Régulièrement, je vous propose de partir à la rencontre d’un acteur ou d’une innovation du digital santé en France. Aujourd’hui partons à la rencontre de Sébastien Ladet Directeur Général d’Affluent Medical pour parler d’innovation au service des patients.

Avant d’entrer dans le vif du sujet, Sébastien pourriez-vous rapidement vous présenter ?

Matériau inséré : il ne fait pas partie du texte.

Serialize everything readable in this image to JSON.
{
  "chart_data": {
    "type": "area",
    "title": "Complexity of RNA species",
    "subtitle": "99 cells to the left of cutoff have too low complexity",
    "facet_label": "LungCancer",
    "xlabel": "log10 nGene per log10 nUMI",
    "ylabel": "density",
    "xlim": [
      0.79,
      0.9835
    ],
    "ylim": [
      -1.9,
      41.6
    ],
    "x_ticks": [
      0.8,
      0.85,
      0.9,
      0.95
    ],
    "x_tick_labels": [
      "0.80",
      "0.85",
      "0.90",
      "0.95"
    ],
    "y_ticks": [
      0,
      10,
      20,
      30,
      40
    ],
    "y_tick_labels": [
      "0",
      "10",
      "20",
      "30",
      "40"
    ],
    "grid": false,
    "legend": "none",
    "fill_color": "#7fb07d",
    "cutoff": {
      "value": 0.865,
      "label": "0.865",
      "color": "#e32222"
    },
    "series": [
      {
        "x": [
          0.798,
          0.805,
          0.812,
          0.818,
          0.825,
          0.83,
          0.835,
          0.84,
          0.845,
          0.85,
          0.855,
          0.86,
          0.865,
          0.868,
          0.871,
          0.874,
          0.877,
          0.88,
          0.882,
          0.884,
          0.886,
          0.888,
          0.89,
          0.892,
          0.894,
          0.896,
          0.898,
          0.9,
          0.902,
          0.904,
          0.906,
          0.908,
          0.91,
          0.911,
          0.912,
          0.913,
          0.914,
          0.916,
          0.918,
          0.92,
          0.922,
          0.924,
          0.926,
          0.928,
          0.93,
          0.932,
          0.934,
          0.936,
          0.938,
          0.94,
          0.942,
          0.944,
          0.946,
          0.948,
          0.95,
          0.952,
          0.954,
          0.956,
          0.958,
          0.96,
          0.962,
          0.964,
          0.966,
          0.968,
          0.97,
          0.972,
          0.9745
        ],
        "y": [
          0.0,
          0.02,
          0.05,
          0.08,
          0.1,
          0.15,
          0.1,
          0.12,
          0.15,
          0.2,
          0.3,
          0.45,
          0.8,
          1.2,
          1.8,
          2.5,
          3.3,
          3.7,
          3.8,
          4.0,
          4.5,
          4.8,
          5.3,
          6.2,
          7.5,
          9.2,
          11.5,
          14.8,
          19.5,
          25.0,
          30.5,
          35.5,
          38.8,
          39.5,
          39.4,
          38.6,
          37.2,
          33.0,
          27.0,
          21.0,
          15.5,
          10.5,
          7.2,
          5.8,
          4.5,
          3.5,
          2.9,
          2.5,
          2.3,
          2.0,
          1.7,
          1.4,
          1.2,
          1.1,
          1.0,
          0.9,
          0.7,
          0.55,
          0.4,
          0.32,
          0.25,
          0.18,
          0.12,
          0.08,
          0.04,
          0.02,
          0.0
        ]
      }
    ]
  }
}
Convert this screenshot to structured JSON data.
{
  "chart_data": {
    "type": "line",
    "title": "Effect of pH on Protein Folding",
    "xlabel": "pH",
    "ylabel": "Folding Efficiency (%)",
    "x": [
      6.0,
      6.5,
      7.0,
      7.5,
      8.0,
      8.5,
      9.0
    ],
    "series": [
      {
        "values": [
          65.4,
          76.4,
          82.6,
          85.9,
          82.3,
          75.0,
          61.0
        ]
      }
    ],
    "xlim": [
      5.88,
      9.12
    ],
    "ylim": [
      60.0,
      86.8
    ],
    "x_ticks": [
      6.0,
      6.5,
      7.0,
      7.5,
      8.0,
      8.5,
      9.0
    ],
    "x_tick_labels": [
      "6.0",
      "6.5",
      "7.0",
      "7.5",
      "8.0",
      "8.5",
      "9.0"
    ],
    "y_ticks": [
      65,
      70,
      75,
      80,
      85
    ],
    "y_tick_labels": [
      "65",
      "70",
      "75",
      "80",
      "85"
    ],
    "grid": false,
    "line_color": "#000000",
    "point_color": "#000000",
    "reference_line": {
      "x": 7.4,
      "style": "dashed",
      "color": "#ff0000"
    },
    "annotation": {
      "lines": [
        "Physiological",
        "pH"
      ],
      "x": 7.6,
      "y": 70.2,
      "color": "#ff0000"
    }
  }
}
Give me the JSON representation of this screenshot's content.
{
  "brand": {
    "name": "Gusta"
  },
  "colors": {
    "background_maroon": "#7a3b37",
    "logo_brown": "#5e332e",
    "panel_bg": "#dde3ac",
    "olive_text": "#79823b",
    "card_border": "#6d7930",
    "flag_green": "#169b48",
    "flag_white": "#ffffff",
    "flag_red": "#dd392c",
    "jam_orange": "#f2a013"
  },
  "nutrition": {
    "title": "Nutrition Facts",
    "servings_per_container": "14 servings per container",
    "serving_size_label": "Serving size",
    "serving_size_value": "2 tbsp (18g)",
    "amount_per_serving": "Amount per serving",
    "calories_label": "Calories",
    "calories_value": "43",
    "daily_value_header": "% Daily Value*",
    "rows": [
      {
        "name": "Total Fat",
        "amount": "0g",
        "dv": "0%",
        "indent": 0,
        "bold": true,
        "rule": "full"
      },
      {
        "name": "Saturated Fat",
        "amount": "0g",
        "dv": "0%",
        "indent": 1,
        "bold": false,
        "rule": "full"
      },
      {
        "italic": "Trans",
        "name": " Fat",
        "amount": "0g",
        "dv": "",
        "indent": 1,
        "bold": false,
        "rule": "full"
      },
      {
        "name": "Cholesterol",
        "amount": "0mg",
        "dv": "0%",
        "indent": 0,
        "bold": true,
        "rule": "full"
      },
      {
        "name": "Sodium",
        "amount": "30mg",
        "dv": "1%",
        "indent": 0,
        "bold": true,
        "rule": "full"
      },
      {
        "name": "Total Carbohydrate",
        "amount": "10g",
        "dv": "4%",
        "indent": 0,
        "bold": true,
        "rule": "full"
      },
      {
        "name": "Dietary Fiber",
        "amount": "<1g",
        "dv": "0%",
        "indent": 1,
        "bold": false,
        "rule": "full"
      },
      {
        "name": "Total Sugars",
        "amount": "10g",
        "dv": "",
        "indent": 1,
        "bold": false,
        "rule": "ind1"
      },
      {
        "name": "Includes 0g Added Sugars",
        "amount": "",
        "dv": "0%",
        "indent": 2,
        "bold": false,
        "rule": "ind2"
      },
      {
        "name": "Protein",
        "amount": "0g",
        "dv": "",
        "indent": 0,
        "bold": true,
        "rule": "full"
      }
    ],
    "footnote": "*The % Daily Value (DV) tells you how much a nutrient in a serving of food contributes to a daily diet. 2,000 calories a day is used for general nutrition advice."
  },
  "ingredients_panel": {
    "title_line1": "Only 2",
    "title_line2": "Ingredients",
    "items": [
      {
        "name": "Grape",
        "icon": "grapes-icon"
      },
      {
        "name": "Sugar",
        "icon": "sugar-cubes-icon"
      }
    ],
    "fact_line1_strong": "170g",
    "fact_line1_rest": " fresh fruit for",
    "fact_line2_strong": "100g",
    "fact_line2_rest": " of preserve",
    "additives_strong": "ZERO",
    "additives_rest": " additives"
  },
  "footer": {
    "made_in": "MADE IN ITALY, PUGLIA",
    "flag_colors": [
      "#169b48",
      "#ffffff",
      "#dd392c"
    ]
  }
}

Bonjour. Concernant mon parcours, cela fait maintenant 2 ans que je suis à la tête d’Affluent Medical mais cela fait bientôt 20 ans que je suis tombé dans le monde des dispositifs médicaux. J’ai fait 16 ans à peu près chez Medtronic où j’ai notamment passé plusieurs années aux États-Unis dans différents postes autour de la stratégie gestion de portefeuille d’investissement avec des équipes basées aux États-Unis, en Europe ou au Moyen-Orient, et sur le développement de produits jusqu’à la commercialisation.

A la base j’ai un doctorat dans les bio-matériaux déjà appliqués à la médecine puisque j’essayais au début de refaire pousser des vaisseaux sanguins à travers de la thérapie cellulaire donc c’était déjà une expérience très enrichissante. C’était un peu le fil conducteur de mes études à savoir d’être à la frontière de plusieurs disciplines. J’ai fait des études d’étude des matériaux et puis j’ai ajouté la biologie cellulaire avec une collaboration à l’Université Paris Cité rue des Saints-Pères à Paris puis la physique. Avec l’arrivée en entreprise j’ai ajouté d’autres compétences comme le développement produit, le marketing, la clinique, la médecine la finance, et donc une complexité de sujets qui s’agrègent et qui en font des challenges intellectuellement hyper intéressants avec pour mission d’impacter positivement les patients.

Un parcours finalement riche, avec une expérience multidisciplinaire qui me permet de diriger maintenant une société comme Affluent Medical, de vraiment comprendre ce que je fais au quotidien.

Quand on m’a proposé cette opportunité, ce qui m’a vraiment motivé, c’est l’innovation des produits, l’agilité d’une petite structure et de vraiment pouvoir sentir l’impact qu’on a sur les patients au quotidien. Quand je suis arrivé, j’ai souhaité être au bloc opératoire pour voir la 1re implantation de notre valve par exemple. Une expérience enrichissante qui nous rappelle pourquoi on travaille autant d’heures sur ces projets.

 

Spécialiste du dispositif médical, Affluent Medical est une jeune entreprise. Pouvez-vous nous raconter sa genèse et ses missions ?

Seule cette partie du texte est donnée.